Kees ist als Figur wie Roman so populär in den Niederlanden, dass Kinder nach ihm benannt werden, und der Roman 2008 zu den 50 wichtigsten Ereignissen der Geschichte Amsterdams seit 1250 aufgenommen wurde. Der Roman, so heißt es im Nachwort des Übersetzers, sei ein Stück Seele von Holland. Zu Recht: Thijssen beschreibt die Welt aus der Sicht seines Protagonisten, der gewitzt, verträumt und ein wenig altklug ist; zugleich wird ein wenig glamouröses Bild Amsterdams gezeichnet, ohne dabei in den Duktus eines pädagogischen Sozialdrama zu rutschen.

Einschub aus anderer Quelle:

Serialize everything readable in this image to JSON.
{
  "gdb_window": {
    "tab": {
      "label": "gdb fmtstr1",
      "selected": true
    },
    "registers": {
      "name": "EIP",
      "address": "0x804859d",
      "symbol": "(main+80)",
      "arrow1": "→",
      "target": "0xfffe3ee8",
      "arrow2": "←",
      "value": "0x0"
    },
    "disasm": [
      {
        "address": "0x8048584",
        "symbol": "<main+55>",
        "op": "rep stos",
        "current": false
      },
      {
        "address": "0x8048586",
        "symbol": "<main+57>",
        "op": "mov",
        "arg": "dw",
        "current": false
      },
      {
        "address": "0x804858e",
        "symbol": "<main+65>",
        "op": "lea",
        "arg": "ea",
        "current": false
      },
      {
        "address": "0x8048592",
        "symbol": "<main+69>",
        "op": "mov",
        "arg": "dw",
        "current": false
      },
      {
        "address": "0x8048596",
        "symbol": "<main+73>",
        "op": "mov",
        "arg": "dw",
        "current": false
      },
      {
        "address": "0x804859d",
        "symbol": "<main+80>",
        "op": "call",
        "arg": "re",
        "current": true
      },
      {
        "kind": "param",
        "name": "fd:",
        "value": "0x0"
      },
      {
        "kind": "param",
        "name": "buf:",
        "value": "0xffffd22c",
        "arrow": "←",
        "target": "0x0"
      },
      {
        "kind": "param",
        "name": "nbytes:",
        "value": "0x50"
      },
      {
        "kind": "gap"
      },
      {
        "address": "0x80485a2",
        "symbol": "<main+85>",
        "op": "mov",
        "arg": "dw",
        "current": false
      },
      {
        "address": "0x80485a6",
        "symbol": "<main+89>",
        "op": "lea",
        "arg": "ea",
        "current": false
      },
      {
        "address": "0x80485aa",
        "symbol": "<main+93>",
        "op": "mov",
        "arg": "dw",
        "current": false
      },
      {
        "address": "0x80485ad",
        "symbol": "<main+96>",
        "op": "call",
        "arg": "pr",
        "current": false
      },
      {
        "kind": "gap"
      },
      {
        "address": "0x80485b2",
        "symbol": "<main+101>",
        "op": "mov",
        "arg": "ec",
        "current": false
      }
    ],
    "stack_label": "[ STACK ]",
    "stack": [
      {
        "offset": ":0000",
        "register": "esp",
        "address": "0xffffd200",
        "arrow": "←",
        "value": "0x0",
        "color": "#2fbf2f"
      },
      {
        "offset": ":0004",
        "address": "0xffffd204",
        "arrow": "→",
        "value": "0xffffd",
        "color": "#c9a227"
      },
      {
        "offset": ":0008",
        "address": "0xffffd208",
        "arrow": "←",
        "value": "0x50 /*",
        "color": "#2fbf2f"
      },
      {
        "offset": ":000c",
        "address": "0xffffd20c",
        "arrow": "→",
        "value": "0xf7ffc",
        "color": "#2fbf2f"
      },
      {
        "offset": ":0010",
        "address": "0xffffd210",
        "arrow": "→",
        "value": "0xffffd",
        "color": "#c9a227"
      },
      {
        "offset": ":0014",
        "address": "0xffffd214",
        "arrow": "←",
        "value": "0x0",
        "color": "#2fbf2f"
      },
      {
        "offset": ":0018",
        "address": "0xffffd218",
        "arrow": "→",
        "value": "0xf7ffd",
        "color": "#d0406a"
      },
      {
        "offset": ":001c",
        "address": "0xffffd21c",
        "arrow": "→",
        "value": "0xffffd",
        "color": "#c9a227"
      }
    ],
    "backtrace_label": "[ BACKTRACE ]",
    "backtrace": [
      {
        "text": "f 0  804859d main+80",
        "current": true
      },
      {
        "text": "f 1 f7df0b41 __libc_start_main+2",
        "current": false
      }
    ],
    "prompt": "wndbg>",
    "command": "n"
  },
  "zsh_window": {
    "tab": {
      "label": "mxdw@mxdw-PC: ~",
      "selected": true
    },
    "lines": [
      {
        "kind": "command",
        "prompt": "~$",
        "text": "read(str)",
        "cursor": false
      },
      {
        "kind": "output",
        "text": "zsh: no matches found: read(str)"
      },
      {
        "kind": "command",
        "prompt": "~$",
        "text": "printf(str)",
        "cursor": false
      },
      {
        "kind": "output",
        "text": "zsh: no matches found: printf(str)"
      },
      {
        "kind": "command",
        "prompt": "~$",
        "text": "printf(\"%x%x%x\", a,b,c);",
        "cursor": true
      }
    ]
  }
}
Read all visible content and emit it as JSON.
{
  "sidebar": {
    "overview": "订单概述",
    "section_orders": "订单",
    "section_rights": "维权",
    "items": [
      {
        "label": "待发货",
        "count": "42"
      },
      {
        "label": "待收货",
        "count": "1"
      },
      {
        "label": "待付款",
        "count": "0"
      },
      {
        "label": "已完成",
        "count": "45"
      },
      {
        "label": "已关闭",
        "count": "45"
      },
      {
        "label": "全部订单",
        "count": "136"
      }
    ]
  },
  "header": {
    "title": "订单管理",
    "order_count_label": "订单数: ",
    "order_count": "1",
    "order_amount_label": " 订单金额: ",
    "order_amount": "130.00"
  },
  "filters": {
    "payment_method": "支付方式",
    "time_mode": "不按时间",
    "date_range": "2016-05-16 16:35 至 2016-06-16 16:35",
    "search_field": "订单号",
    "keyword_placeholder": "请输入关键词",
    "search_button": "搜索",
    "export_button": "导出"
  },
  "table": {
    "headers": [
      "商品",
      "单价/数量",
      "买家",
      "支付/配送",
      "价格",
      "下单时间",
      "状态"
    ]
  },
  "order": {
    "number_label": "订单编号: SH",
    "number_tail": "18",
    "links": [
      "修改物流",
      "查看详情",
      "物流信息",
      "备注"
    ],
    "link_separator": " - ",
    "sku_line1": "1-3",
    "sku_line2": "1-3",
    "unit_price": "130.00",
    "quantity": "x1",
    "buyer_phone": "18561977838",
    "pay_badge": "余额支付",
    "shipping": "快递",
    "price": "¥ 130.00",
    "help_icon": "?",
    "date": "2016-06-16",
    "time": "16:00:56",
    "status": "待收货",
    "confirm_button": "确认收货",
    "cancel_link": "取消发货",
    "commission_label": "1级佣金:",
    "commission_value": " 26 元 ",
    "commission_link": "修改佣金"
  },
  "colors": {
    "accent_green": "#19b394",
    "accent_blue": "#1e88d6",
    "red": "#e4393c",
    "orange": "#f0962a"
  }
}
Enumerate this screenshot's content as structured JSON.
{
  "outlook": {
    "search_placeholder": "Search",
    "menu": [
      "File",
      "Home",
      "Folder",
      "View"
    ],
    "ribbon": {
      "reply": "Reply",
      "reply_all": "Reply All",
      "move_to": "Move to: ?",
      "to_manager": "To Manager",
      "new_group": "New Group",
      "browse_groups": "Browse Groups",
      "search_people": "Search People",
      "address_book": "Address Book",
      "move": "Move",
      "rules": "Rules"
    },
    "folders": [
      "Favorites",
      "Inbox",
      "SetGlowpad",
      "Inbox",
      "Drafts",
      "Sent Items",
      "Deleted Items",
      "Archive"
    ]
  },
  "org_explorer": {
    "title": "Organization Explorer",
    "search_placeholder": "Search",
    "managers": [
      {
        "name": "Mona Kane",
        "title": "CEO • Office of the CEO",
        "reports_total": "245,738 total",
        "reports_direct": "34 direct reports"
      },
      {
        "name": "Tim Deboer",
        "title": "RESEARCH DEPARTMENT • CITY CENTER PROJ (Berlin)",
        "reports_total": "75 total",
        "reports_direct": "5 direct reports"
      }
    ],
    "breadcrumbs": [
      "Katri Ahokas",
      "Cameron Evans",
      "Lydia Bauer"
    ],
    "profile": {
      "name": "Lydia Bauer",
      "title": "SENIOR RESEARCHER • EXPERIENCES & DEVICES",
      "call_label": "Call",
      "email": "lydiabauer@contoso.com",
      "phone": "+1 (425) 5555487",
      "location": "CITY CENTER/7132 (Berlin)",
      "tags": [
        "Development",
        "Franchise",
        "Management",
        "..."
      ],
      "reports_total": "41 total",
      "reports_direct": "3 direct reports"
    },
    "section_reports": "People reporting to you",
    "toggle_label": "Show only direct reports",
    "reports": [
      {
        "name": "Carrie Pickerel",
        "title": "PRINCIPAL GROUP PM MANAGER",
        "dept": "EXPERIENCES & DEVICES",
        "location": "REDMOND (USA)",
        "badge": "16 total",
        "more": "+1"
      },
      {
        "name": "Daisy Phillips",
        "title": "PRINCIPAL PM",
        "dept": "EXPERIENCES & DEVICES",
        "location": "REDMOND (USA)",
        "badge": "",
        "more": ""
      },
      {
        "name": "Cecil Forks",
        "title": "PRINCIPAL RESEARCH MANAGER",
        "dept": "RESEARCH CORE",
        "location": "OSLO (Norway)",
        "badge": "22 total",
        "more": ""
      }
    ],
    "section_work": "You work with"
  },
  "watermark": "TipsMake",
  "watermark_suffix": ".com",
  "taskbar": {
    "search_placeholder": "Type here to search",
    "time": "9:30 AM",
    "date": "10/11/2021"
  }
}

Ich werde zeitnah noch ein paar Worte zu Kees schreiben, aber schon jetzt möchte ich die Übersetzung von Rolf Erdorf hervorheben: Ihm gelingt es durch nur wenige Worte („Nulpe“, großartig!), einen Zeitkolorit aufleben zu lassen. Die Übersetzung eines 100 Jahre alten Buchs, das vor 130 Jahren spielt, weder zu modern noch altbacken klingen zu lassen, ist wirklich eine große Leistung.